La Belgique a connu deux moments importants ce vendredi 23 octobre. Tout d'abord, à 9 heures, Alexander De Croo (Open Vld) a pris la parole pour annoncer les décisions du comité de concertation. Au programme: ni reconfinement, ni mesures générales très strictes. Plutôt de nouvelles règles concernant les secteurs de la culture, du sport et de l'enseignement supérieur. Les experts ont pointé, dans la minute, les risques encourus par les autorités en ne resserrant pas immédiatement davantage la vis. Mais, à 18 heures 30, Elio Di Rupo (PS), ministre-président wallon, s'est à son tour prononcé lors d'une conférence de presse impromptue: si des règles strictes n'ont pas été prises à l'échelle nationale, elles le seront en Wallonie. Placé en "reconfinement partiel", le sud du pays s'est vu imposer un couvre-feu élargi (de 22 heures à 6 heures du matin), ainsi que des restrictions touchant à la fois le sport, l'enseignement et les commerces. Face à ces deux conférences de presse mettant en place toutes deux des dispositifs bien différents pour faire face au virus, certains médias francophones crient à la cacophonie. Revue de presse.

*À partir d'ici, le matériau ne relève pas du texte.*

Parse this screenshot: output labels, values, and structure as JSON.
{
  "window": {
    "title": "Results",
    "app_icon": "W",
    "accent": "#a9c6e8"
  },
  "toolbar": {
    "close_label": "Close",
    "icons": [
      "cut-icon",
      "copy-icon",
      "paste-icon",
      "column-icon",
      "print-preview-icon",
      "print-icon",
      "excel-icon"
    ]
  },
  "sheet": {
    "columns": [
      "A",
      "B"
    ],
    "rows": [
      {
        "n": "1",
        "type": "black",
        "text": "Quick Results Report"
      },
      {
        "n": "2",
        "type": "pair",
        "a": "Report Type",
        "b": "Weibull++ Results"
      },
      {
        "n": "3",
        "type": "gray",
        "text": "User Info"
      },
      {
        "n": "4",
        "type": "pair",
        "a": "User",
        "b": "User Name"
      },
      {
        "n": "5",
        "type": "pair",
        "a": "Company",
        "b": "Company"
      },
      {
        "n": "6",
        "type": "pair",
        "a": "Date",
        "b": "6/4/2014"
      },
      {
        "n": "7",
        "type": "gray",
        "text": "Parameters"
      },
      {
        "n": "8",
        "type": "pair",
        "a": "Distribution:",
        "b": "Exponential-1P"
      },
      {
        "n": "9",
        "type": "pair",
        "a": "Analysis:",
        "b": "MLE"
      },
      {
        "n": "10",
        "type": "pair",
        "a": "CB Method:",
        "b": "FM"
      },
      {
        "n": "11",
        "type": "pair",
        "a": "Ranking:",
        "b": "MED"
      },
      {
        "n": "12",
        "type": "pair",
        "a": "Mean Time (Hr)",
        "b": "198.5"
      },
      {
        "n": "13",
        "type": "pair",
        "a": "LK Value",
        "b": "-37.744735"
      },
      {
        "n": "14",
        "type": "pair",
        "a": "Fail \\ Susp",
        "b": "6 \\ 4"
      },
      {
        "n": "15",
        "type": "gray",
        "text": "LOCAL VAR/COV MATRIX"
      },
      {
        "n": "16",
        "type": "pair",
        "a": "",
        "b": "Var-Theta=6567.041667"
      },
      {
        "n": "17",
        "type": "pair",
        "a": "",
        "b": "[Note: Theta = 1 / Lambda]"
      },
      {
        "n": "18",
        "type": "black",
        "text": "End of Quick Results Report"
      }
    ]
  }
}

L'Echo pointe du doigt le manque de vision commune dont a fait preuve la Belgique, ce vendredi. " Chacun agit dans son coin et tant pis si le citoyen s’y perd en chemin , dénonce le quotidien financier. Voudrait-on tirer parti du Covid pour achever la Belgique? " Mais, pour L'Echo, les " annonces discordantes " ne sont pas le seul problème à souligner dans notre pays. Le journal estime que les autorités ne font pas tout ce qu'elles ont en leur pouvoir pour juguler l'épidémie. " Là, on a un gros souci , ajoute L'Echo, estimant que la Belgique sacrifie son économie. (...) Ce pays ne parvient pas à s’organiser et ne teste plus les personnes asymptomatiques. Le matériel et les bras manquent, le dispositif ne suit plus. Du coup, qu’est-ce qu’on fait? On place en quarantaine. "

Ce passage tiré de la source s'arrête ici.